A GIANT utility firm has agreed to pay £20,000 in compensation six years after it caused a catastrophic pollution.
Yorkshire Water will finally give Walton Angling Club the money after killing prime carp and roach when raw sewage entered Walton Colliery Lake, near Wakefield, West Yorkshire.
The privatised firm, which made operating profits of £263.9m last year, had already been prosecuted by the Environment Agency and fined £600,000 at Leeds Crown Court in 2016, but all that money went straight to the Treasury.
In October 2013, a pipe rupture resulted in large quantities of raw sewage entering the lake and 860 dead fish were removed. But many more were either eaten by gulls or sank to the bottom of the deep lake.
A compensation claim was made by Fish Legal on behalf of Walton Angling Club following the criminal case.
Despite the club not being able to fish the venue for a couple of years, Yorkshire Water at first challenged it. After protracted negotiations, the utility finally agreed to pay the claim before court proceedings were issued.

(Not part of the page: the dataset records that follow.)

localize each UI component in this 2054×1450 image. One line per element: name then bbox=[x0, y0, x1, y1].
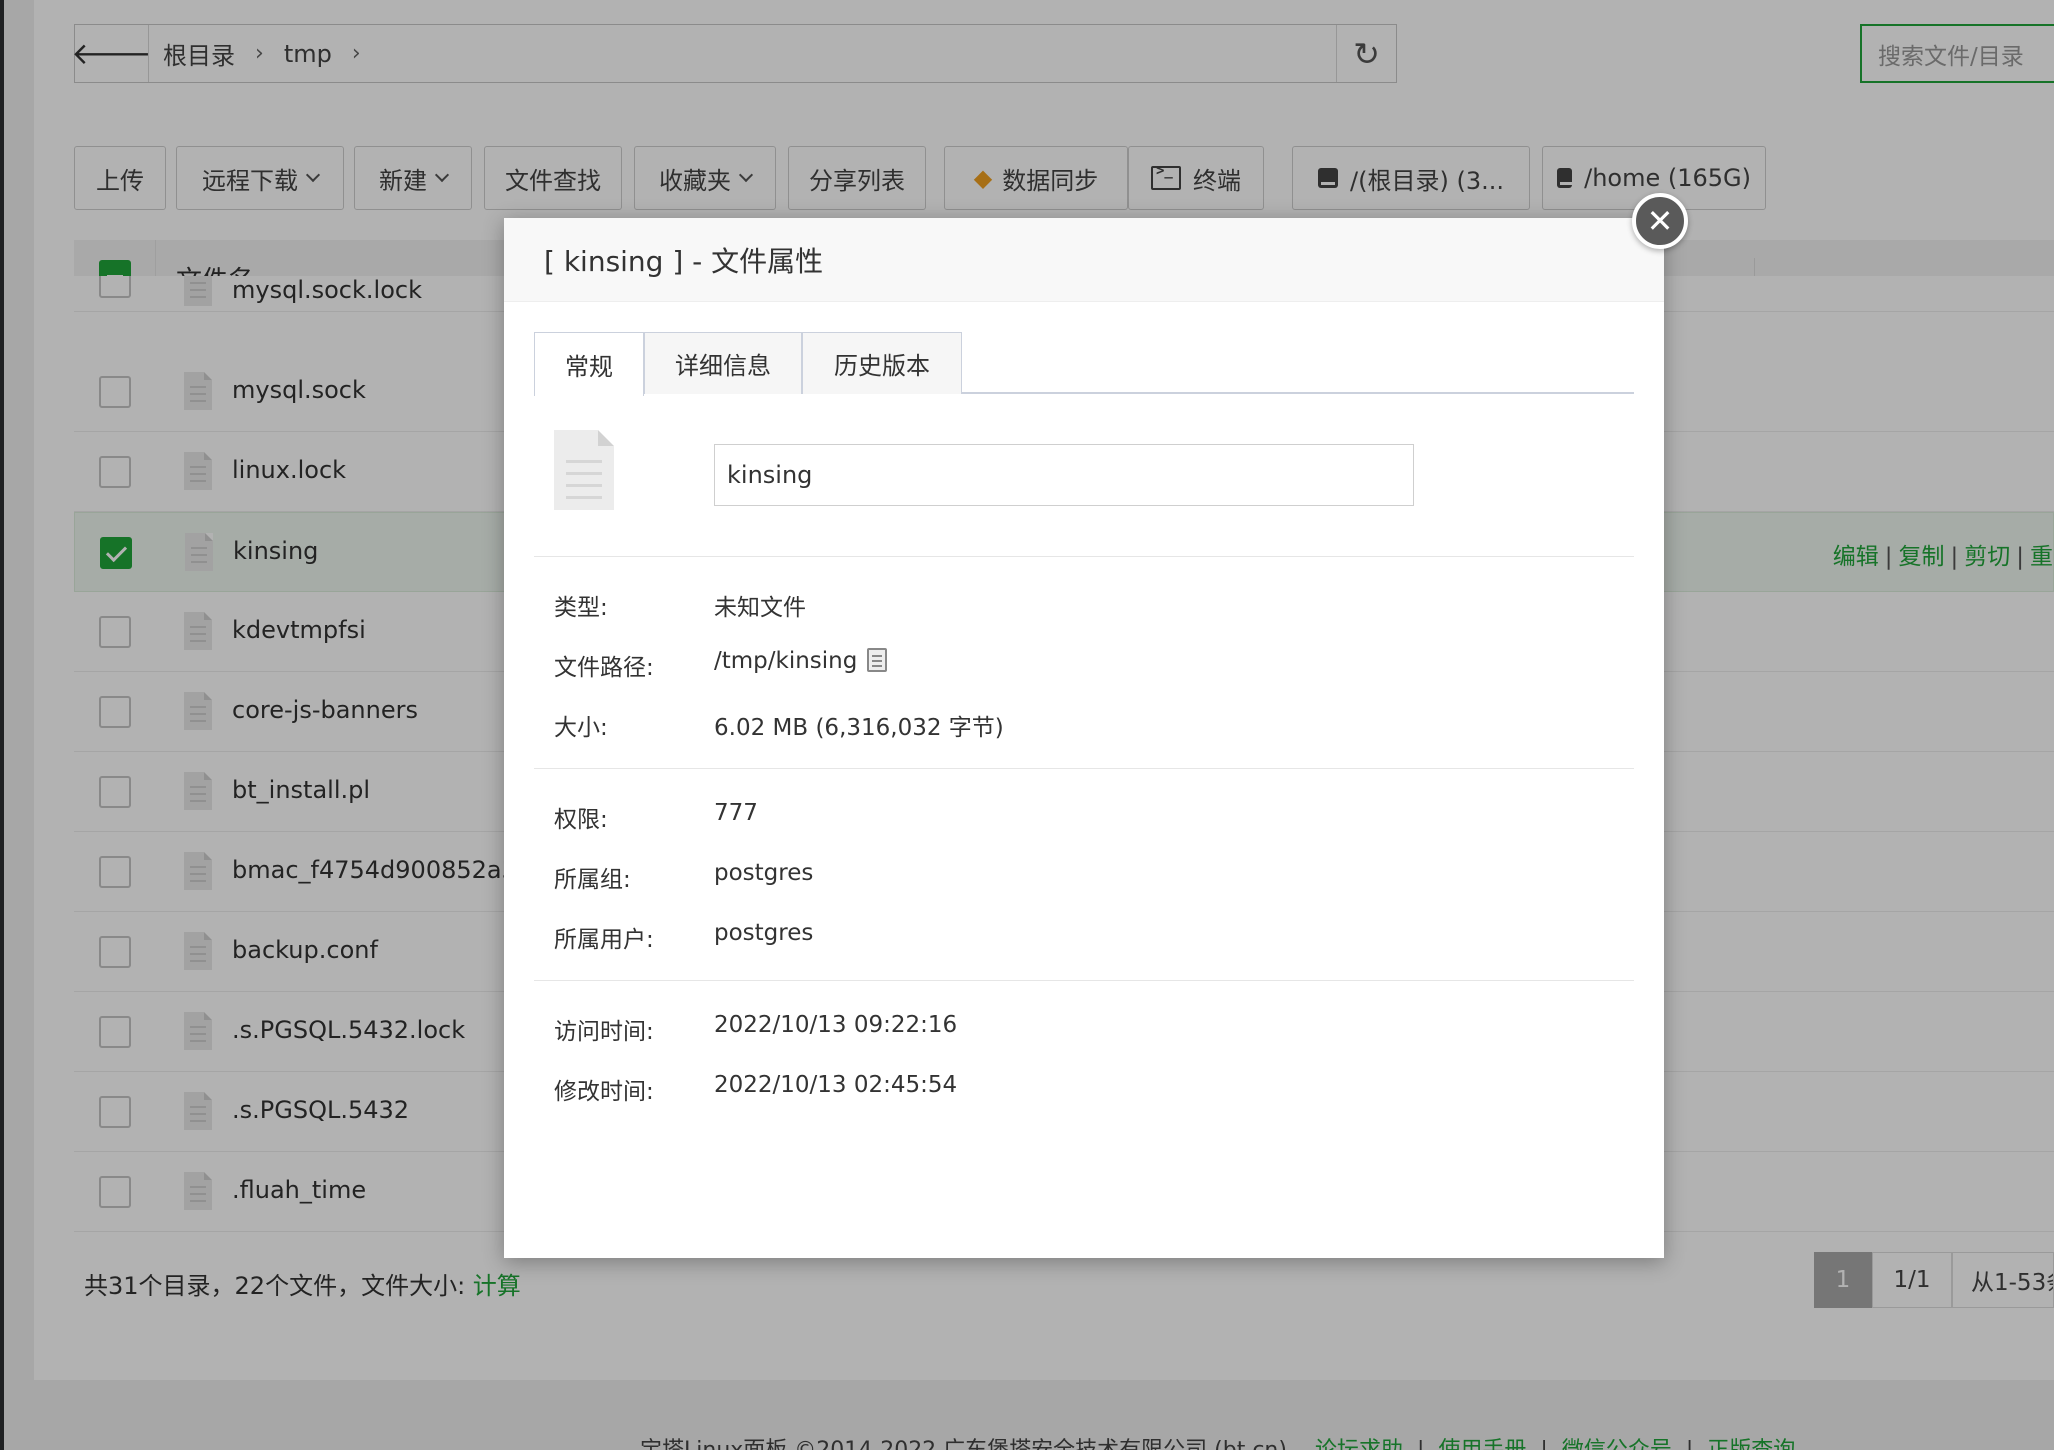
owner-label: 所属用户: bbox=[554, 927, 654, 953]
divider bbox=[534, 768, 1634, 769]
copy-icon[interactable] bbox=[867, 648, 888, 672]
tab-details-label: 详细信息 bbox=[675, 352, 771, 380]
path-label: 文件路径: bbox=[554, 655, 654, 681]
owner-value: postgres bbox=[714, 920, 814, 946]
file-properties-dialog: [ kinsing ] - 文件属性 常规 详细信息 历史版本 类型: 未知文件… bbox=[504, 218, 1664, 1258]
close-icon: ✕ bbox=[1646, 202, 1674, 240]
size-label: 大小: bbox=[554, 715, 608, 741]
tab-history[interactable]: 历史版本 bbox=[802, 332, 962, 394]
close-button[interactable]: ✕ bbox=[1632, 193, 1688, 249]
path-row: /tmp/kinsing bbox=[714, 648, 888, 674]
tab-details[interactable]: 详细信息 bbox=[644, 332, 802, 394]
tab-history-label: 历史版本 bbox=[834, 352, 930, 380]
dialog-title: [ kinsing ] - 文件属性 bbox=[544, 244, 824, 278]
divider bbox=[534, 980, 1634, 981]
access-time-value: 2022/10/13 09:22:16 bbox=[714, 1012, 958, 1038]
group-label: 所属组: bbox=[554, 867, 631, 893]
size-value: 6.02 MB (6,316,032 字节) bbox=[714, 715, 1004, 741]
file-icon bbox=[554, 430, 614, 510]
dialog-header: [ kinsing ] - 文件属性 bbox=[504, 218, 1664, 302]
type-value: 未知文件 bbox=[714, 595, 806, 621]
tab-general[interactable]: 常规 bbox=[534, 332, 644, 396]
divider bbox=[534, 556, 1634, 557]
filename-input[interactable] bbox=[714, 444, 1414, 506]
modify-time-value: 2022/10/13 02:45:54 bbox=[714, 1072, 958, 1098]
tab-general-label: 常规 bbox=[565, 353, 613, 381]
dialog-tabs: 常规 详细信息 历史版本 bbox=[534, 332, 1634, 396]
type-label: 类型: bbox=[554, 595, 608, 621]
access-time-label: 访问时间: bbox=[554, 1019, 654, 1045]
permission-value: 777 bbox=[714, 800, 758, 826]
permission-label: 权限: bbox=[554, 807, 608, 833]
modify-time-label: 修改时间: bbox=[554, 1079, 654, 1105]
path-value: /tmp/kinsing bbox=[714, 648, 858, 674]
group-value: postgres bbox=[714, 860, 814, 886]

Les Gray, secretary of Walton Angling Club, said: “It has been a long saga to get some kind of justice for the club for the five-year loss of one of our best waters.
“This was complicated by the unsuccessful restocking attempt by Yorkshire Water before the lake had sufficiently recovered from the 2013 sewage spill.

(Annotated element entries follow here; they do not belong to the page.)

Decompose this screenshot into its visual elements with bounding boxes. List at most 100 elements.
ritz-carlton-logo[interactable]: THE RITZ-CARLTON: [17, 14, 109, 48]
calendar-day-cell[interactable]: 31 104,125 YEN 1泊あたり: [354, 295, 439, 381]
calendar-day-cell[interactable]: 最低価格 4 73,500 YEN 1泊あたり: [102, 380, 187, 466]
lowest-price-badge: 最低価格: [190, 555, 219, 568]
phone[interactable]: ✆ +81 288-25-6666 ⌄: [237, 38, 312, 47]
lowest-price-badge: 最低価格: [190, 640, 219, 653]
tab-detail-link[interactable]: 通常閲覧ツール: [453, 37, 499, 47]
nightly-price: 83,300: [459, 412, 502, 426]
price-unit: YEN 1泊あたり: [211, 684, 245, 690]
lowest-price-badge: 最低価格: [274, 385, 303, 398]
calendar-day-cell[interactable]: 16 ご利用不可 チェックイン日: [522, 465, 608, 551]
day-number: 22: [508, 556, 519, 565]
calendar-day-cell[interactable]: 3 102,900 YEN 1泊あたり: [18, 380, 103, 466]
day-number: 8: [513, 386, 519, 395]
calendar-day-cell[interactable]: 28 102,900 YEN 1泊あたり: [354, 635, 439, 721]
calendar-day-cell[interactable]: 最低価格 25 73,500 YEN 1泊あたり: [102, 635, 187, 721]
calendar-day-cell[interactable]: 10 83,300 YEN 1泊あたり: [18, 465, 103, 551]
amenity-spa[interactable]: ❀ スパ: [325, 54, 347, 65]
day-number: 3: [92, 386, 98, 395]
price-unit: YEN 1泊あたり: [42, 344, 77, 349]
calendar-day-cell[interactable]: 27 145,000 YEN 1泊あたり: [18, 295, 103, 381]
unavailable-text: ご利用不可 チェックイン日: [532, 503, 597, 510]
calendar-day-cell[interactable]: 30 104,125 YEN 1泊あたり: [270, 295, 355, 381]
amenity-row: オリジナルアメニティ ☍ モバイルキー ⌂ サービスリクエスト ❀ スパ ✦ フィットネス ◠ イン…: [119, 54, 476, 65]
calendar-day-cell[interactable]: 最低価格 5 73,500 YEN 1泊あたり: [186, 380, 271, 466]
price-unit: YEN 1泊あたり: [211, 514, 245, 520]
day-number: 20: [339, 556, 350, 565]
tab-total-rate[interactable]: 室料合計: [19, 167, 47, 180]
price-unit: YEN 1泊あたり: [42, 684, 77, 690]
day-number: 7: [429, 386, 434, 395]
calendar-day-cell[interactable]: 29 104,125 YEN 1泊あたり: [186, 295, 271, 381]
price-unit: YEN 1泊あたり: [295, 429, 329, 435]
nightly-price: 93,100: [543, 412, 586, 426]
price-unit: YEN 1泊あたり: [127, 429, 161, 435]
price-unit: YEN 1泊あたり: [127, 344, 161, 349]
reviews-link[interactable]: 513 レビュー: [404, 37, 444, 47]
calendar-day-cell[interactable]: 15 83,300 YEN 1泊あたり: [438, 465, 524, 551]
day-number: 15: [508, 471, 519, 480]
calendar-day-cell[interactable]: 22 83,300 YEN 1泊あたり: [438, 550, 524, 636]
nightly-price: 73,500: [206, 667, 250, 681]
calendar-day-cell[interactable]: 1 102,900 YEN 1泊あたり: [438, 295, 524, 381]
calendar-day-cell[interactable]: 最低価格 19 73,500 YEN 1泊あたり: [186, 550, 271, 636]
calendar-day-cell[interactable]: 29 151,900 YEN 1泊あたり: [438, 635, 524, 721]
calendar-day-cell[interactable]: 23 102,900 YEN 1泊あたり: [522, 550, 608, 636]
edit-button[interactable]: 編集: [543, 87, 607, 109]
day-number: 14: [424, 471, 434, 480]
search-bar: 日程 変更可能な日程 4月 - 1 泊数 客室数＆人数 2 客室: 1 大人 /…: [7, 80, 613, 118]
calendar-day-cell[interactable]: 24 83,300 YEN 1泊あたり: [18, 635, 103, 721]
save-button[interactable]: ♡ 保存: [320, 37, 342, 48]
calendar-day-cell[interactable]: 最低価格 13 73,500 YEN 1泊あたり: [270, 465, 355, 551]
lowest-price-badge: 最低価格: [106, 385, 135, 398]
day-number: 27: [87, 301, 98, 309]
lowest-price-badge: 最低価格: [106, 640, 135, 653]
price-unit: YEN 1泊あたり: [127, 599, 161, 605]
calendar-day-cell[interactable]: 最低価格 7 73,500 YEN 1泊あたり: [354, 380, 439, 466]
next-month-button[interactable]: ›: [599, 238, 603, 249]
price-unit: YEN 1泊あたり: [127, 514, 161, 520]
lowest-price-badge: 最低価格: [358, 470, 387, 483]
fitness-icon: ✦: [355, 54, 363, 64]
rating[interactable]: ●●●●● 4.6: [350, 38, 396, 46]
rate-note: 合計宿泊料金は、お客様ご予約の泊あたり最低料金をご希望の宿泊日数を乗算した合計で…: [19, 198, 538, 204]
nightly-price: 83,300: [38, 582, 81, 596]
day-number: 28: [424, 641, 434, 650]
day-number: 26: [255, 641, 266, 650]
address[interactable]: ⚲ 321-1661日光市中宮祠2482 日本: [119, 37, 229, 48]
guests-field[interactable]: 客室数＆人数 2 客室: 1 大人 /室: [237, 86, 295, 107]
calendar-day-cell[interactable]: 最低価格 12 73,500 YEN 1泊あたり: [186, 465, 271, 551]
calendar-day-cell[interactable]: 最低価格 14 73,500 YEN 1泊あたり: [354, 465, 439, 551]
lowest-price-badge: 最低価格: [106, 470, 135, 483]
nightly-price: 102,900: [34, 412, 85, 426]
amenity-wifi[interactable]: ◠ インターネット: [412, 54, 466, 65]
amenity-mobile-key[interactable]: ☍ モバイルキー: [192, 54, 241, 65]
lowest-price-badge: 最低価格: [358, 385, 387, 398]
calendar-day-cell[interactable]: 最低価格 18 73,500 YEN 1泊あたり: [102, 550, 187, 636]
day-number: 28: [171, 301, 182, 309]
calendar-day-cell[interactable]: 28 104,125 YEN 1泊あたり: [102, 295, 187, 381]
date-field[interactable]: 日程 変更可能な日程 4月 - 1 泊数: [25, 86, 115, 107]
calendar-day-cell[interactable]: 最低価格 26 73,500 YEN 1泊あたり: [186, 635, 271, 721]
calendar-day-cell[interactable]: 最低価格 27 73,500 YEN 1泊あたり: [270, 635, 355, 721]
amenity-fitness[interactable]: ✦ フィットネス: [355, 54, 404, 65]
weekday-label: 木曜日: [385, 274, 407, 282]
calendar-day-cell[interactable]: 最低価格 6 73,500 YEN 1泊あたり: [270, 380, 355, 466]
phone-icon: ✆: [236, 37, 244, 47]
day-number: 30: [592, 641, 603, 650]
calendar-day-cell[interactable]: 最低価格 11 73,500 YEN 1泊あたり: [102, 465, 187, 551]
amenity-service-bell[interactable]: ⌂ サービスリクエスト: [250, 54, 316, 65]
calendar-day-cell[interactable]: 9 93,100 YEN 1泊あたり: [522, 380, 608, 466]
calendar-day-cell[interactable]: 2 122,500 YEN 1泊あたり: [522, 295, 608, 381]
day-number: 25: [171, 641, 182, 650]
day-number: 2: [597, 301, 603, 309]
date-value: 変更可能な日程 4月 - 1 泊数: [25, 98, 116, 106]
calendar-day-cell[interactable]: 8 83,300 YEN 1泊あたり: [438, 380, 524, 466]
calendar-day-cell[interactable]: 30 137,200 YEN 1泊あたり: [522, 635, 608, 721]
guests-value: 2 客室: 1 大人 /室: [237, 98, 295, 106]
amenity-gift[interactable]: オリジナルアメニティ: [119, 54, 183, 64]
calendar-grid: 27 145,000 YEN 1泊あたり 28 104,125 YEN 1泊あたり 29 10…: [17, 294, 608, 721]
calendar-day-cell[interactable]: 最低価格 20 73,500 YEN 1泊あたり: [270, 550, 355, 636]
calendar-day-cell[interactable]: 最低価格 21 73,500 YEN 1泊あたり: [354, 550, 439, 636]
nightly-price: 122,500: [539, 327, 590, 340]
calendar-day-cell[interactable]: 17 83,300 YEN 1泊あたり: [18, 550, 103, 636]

“However, we are very grateful for the dogged determination of Fish Legal and our own expert to set the record straight and obtain substantial compensation towards the club’s losses.”
Andrew Kelton, solicitor for Fish Legal, added: “This case was unusual.
“Although liability was straightforward, as Yorkshire Water had pleaded guilty in the criminal court, obtaining an adequate level of compensation was complicated by the 2016 re-stocking, which we effectively needed to prove had been unsuccessful.
“Nevertheless, we are happy that the club’s long wait for resolution of this issue has ultimately been worthwhile.”
A spokesperson for Yorkshire Water said: “Protecting the environment is a priority for us, which is why we are deeply sorry about this incident.
“Following the incident, we invested over £1 million to replace the pipe that burst and caused the incident to occur.”